BİR HAFTADA 150 ALEVİ KÜRDÜ KATLEDİLDİ
Bilindiği üzere; tarih 19 Aralık 1978’i göstermesiyle CIA ile derin devletin ülkücü ve siyasal İslamcılardan oluşan faşist çeteler üzerinden Maraş’ta yaşayan Kürt Alevilere dönük katliam saldırılarının da startı verildi. Maraş’taki Kürt Alevilere dönük 26 Aralık 1978’e kadar bir hafta boyunca süren ve aralıksız bir şekilde devam eden saldırılar ile kanlı bir katliama imza atıldı.

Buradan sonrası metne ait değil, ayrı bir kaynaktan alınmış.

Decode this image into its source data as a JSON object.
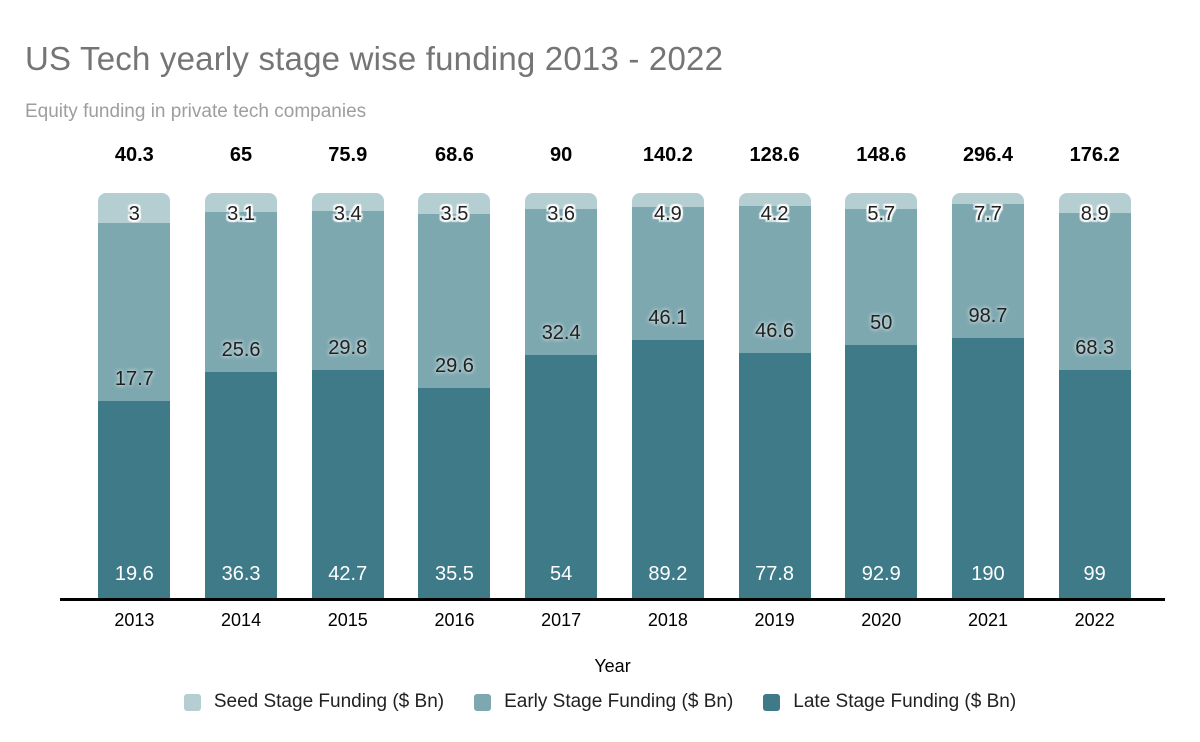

Kontrgerillalar ve faşist çeteler üzerinden Maraş sokaklarında çıkılan adeta Kürt Alevi avında, bir hafta boyunca devlet gözetiminde Aleviler katledildi. Alevilerin, ev ve iş yerlerine saldırıldı. Bu saldırılar sonucu her ne kadar resmi rakamlarda 111 kişinin hayatını kaybettiği belirtilse de gerçekte 150 kişi katledildi. 552 ev, 289 iş yeri ve araç yakılıp yıkıldı. Alevi Kürtlerine dönük yapılan Maraş Katliamı’nın planlayıcıları da ‘devlet sırrı’ olarak gizlendi.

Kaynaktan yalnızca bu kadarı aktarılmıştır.